Let $S$ be a connected subset of $\mathbf{R}^3$. I would like to know if there is any condition on $S$ under which any straight line $p: [0, 1] \rightarrow \mathbf{R}^3$, where $p(0) \in S$ and $p(1) \notin S$, passes through the boundary of $S$ only finitely many times.
Here passing through may be defined as follows.
The curve $p$ is said to enter the boundary $\partial S$ from $A$ at time $t$ if $p(t) \in \partial S$ and there exists $\varepsilon > 0$ such that $p(t - \delta) \in A$ for all $0 < \delta < \varepsilon$.
The curve $p$ is said to leave the boundary $\partial S$ to $A$ at time $t$ if $p(t) \in \partial S$ and there exists $\varepsilon > 0$ such that $p(t + \delta) \in A$ for all $0 < \delta < \varepsilon$.
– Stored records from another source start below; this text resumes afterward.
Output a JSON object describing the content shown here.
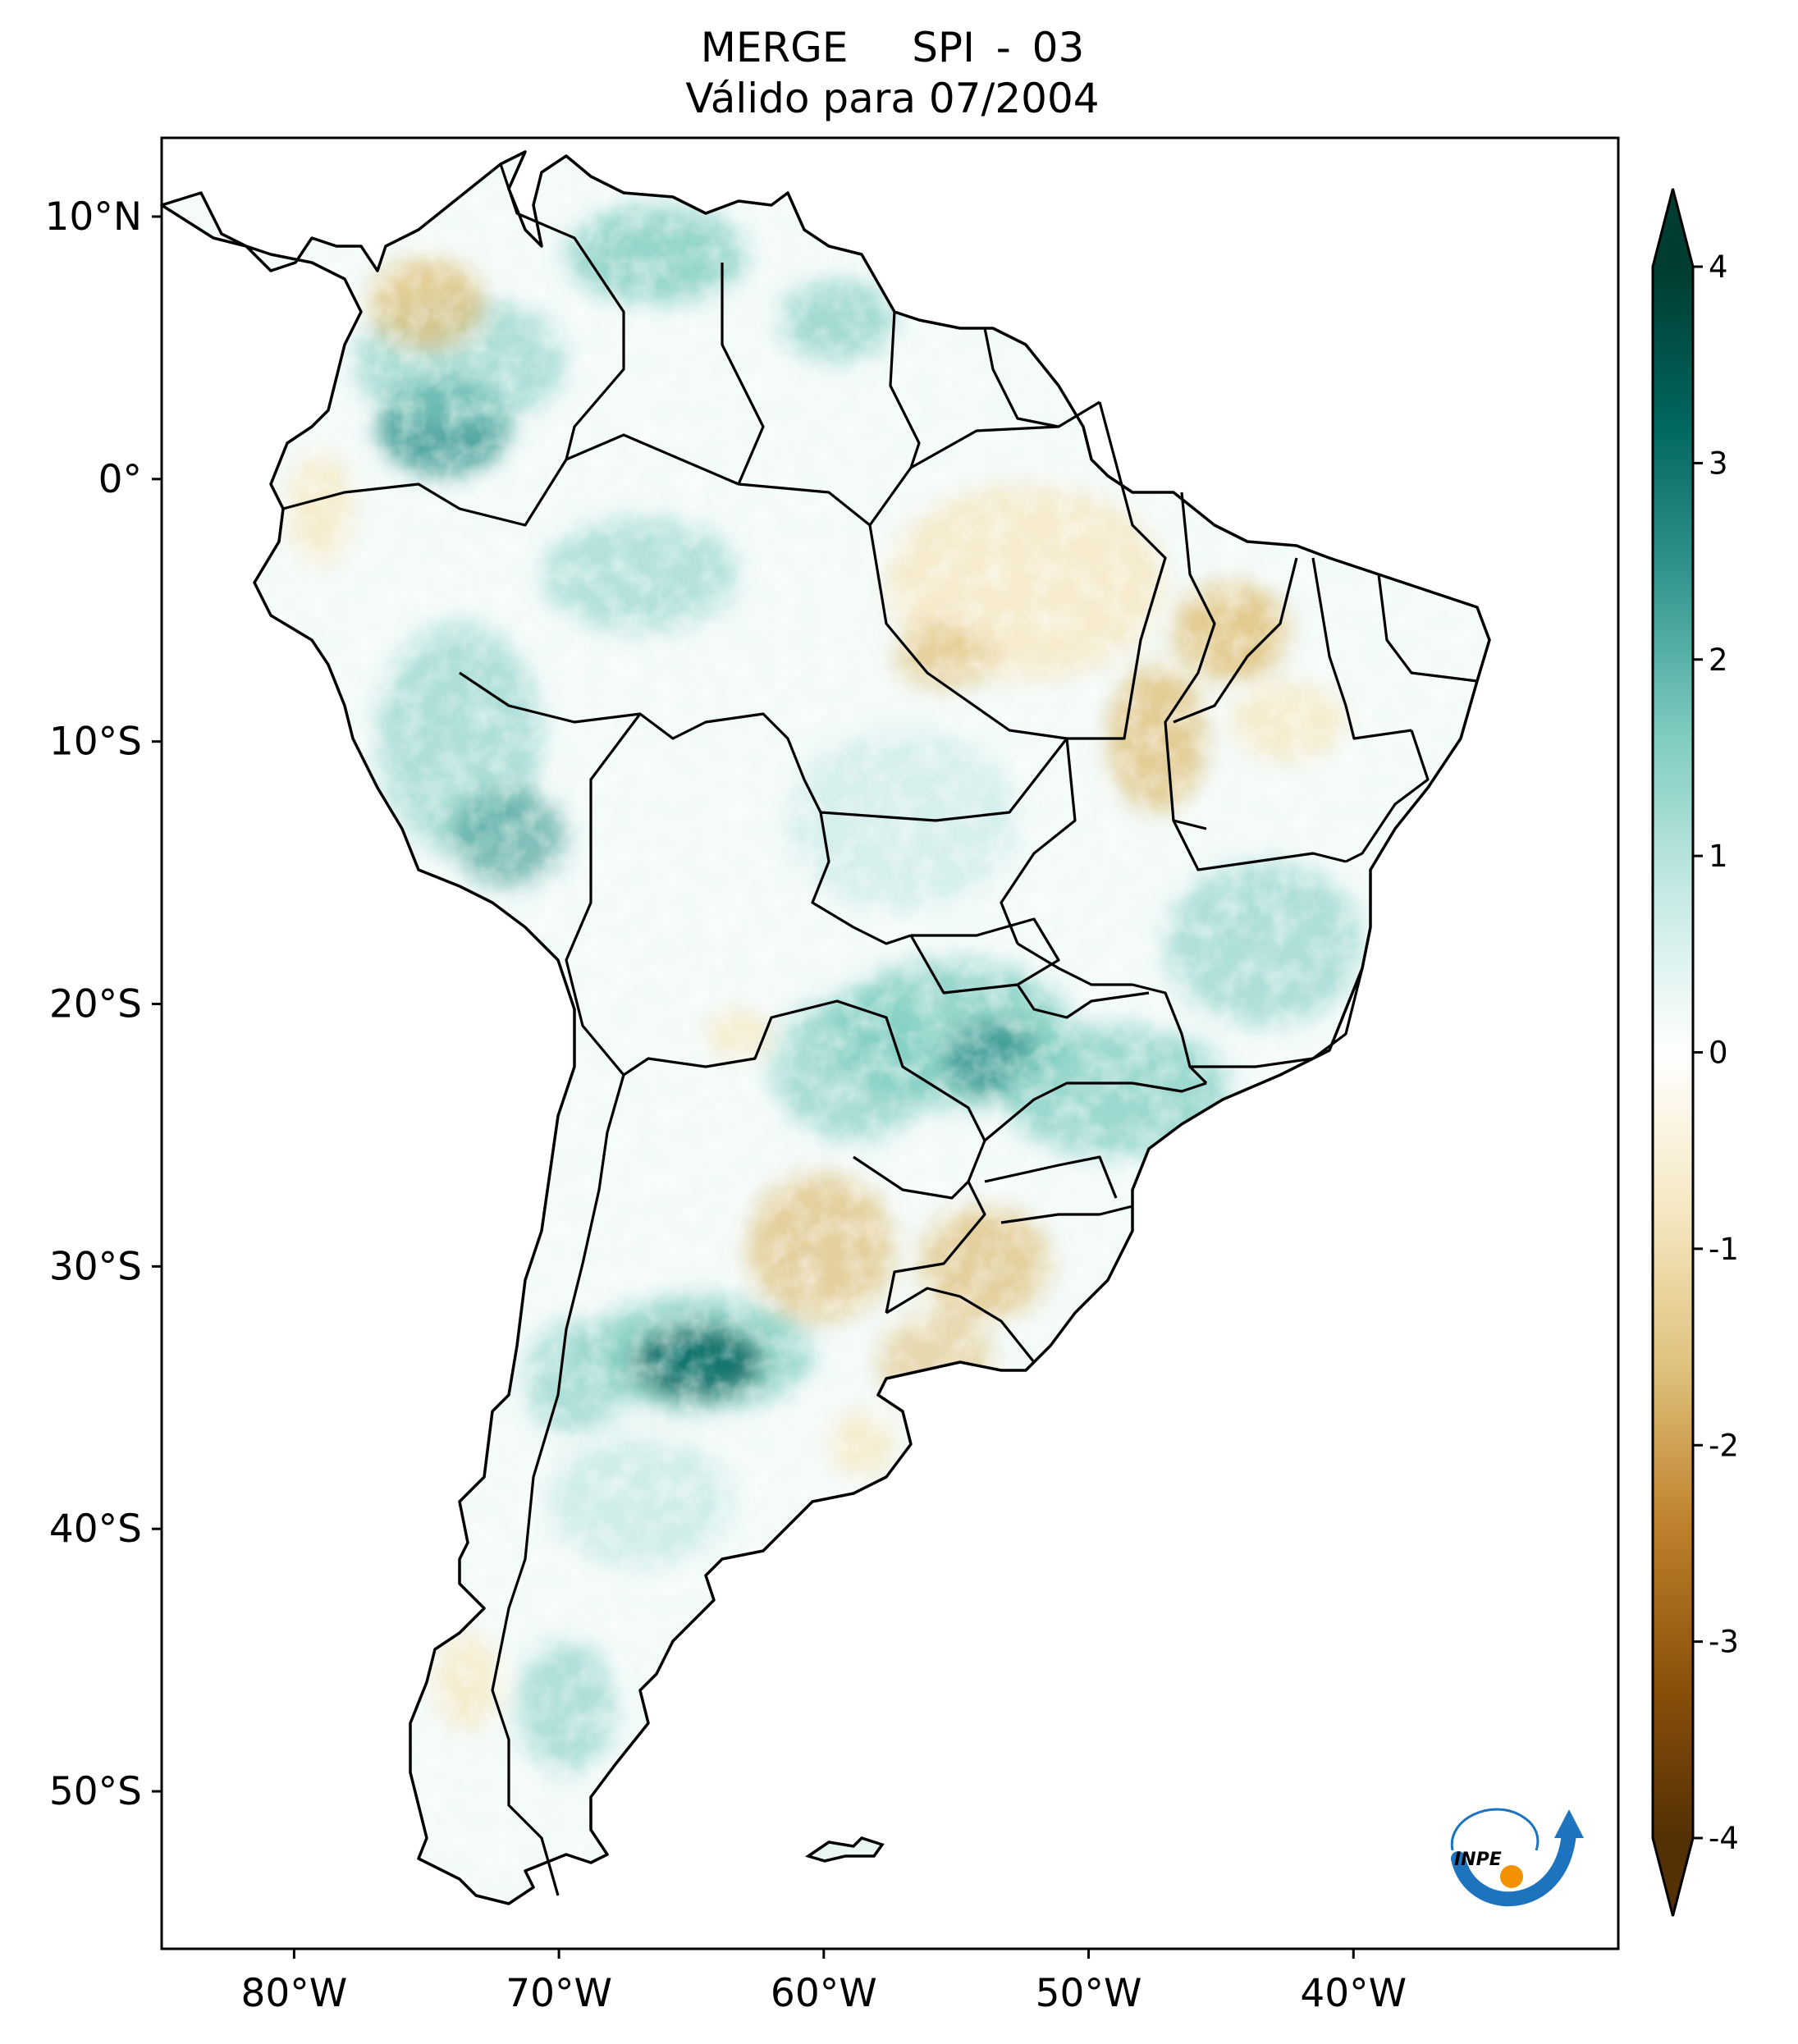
{
  "title": {
    "line1": "MERGE   SPI - 03",
    "line2": "Válido para 07/2004"
  },
  "map": {
    "lat_ticks": [
      {
        "value": 10,
        "label": "10°N"
      },
      {
        "value": 0,
        "label": "0°"
      },
      {
        "value": -10,
        "label": "10°S"
      },
      {
        "value": -20,
        "label": "20°S"
      },
      {
        "value": -30,
        "label": "30°S"
      },
      {
        "value": -40,
        "label": "40°S"
      },
      {
        "value": -50,
        "label": "50°S"
      }
    ],
    "lon_ticks": [
      {
        "value": -80,
        "label": "80°W"
      },
      {
        "value": -70,
        "label": "70°W"
      },
      {
        "value": -60,
        "label": "60°W"
      },
      {
        "value": -50,
        "label": "50°W"
      },
      {
        "value": -40,
        "label": "40°W"
      }
    ],
    "lon_range": [
      -85,
      -30
    ],
    "lat_range": [
      -56,
      13
    ]
  },
  "colorbar": {
    "range": [
      -4,
      4
    ],
    "extend": "both",
    "ticks": [
      {
        "value": 4,
        "label": "4"
      },
      {
        "value": 3,
        "label": "3"
      },
      {
        "value": 2,
        "label": "2"
      },
      {
        "value": 1,
        "label": "1"
      },
      {
        "value": 0,
        "label": "0"
      },
      {
        "value": -1,
        "label": "-1"
      },
      {
        "value": -2,
        "label": "-2"
      },
      {
        "value": -3,
        "label": "-3"
      },
      {
        "value": -4,
        "label": "-4"
      }
    ],
    "colors": [
      "#543005",
      "#8c510a",
      "#bf812d",
      "#dfc27d",
      "#f6e8c3",
      "#ffffff",
      "#c7eae5",
      "#80cdc1",
      "#35978f",
      "#01665e",
      "#003c30"
    ]
  },
  "logo": {
    "text": "INPE",
    "colors": [
      "#1e73be",
      "#f39200"
    ]
  }
}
The curve $p$ passes through $\partial S$ if one of the following happens:
$p$ enters $\partial S$ from ext($S$) at time $t_0$ and leaves $\partial S$ to int($S$) at time $t_1$ where $p(t) \in \partial S, \forall t \in [t_0, t_1]$.
$p$ enters $\partial S$ from int($S$) at time $t_0$ and leaves $\partial S$ to ext($S$) at time $t_1$ where $p(t) \in \partial S, \forall t \in [t_0, t_1]$.
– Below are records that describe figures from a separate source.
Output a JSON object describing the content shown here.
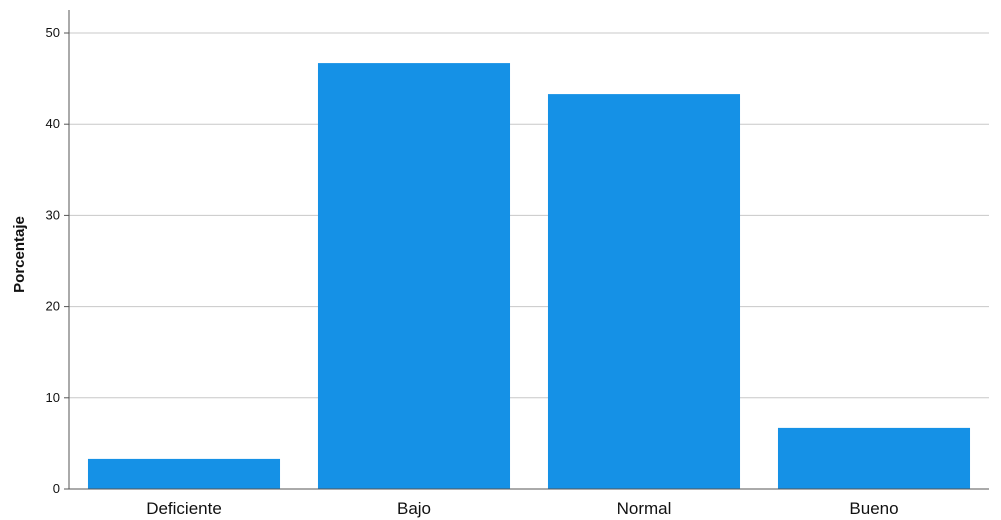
{
  "chart_data": {
    "type": "bar",
    "categories": [
      "Deficiente",
      "Bajo",
      "Normal",
      "Bueno"
    ],
    "values": [
      3.3,
      46.7,
      43.3,
      6.7
    ],
    "xlabel": "",
    "ylabel": "Porcentaje",
    "ylim": [
      0,
      50
    ],
    "yticks": [
      0,
      10,
      20,
      30,
      40,
      50
    ],
    "grid": true,
    "bar_color": "#1591e6",
    "grid_color": "#c8c8c8",
    "axis_color": "#555555"
  }
}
Note that $t_0$ may be equal to $t_1$.
I tried to think of it first in two dimensional. If I have a set $S$ whose boundary has some portion containing infinite wiggles (I think of if as something similar to the topologist's sine curve), there might be a case where a curve $p$, starting inside $S$ and ending outside, passes through the boundary infinitely many times.
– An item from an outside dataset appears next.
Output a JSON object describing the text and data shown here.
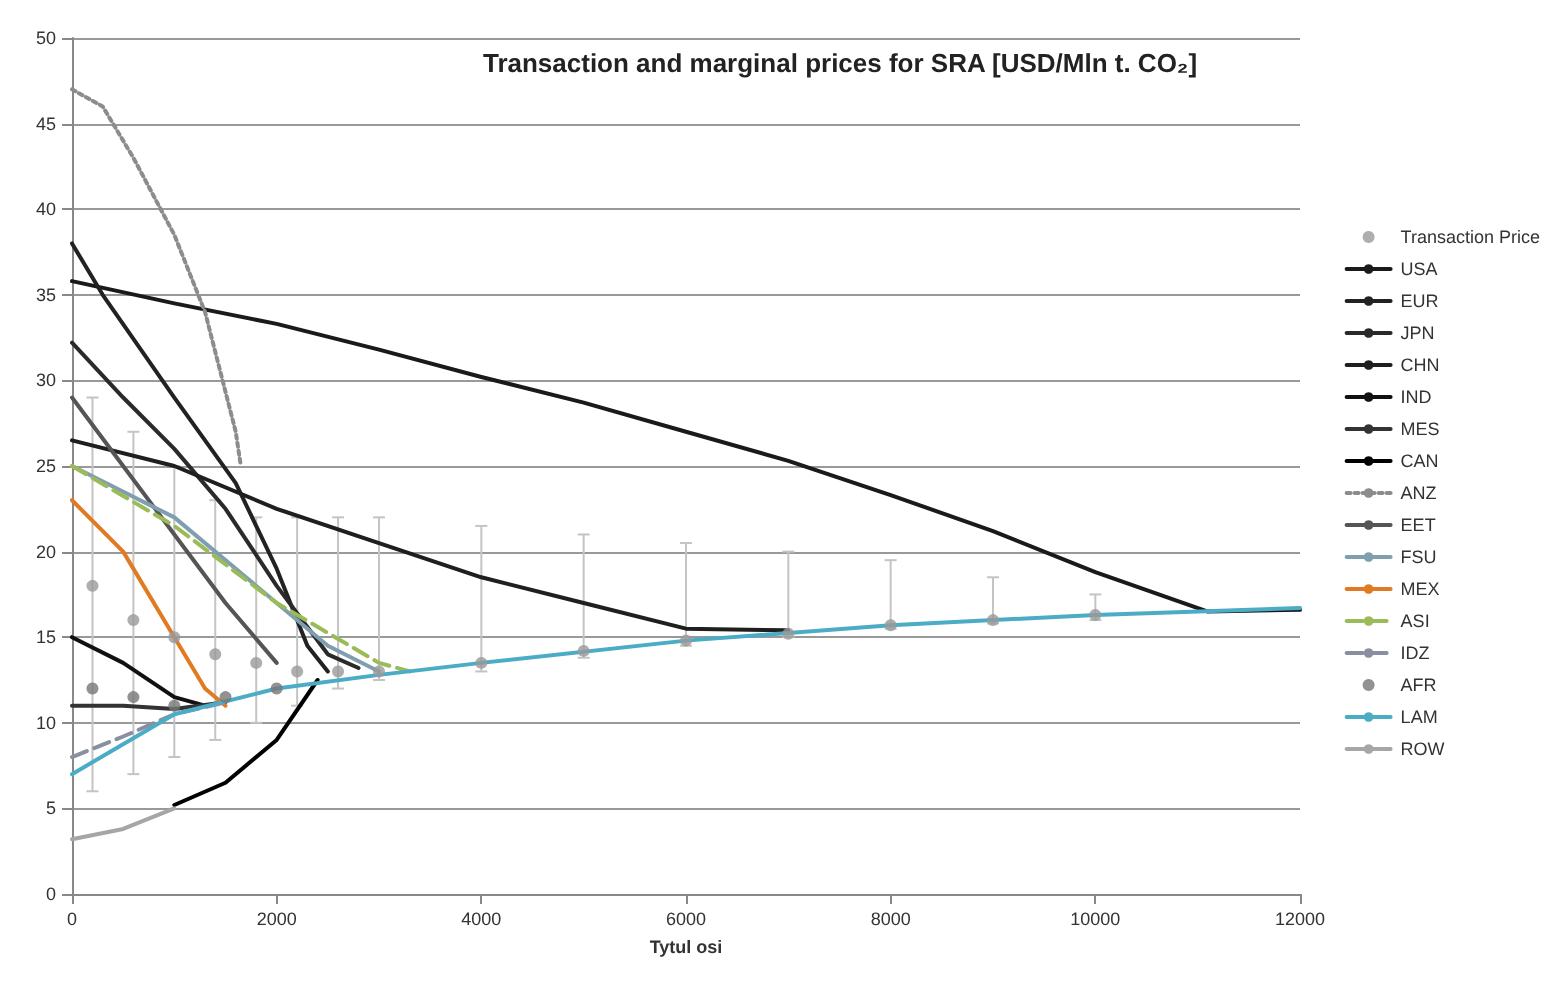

What conditions would prevent this situations from happening (in general)? I guess there may be some conditions on some kind of regularity of the boundary of the set $S$. Can anyone point me to some related keywords?
EDIT(1): Added the notion of passing through.
EDIT(2): Added an assumption on $p$.
EDIT(3): Restricted $p$ to be a straight line
EDIT(4): I think differentiability of the boundary curve (in two dimensional case, for example) might be related here. For example, from the figure above, I generated the boundary curve by attaching a segment of curve $y = x\sin(1/x)$, from $x = 0$ to some positive number, to some smooth curves. This boundary curve does not have continuous first derivative. I suspect that other boundaries with these kinds of infinite wiggles (still do know how to address it properly, though) would not have continuous derivative as well. Maybe if the boundary curve is $C^1-$ or $C^2-$continuous (and the path $p$ is a straight line), $p$ will then pass through the boundary of $S$ only finitely many times? Is there any related result? And can this idea be generalized to the three dimensional case as well?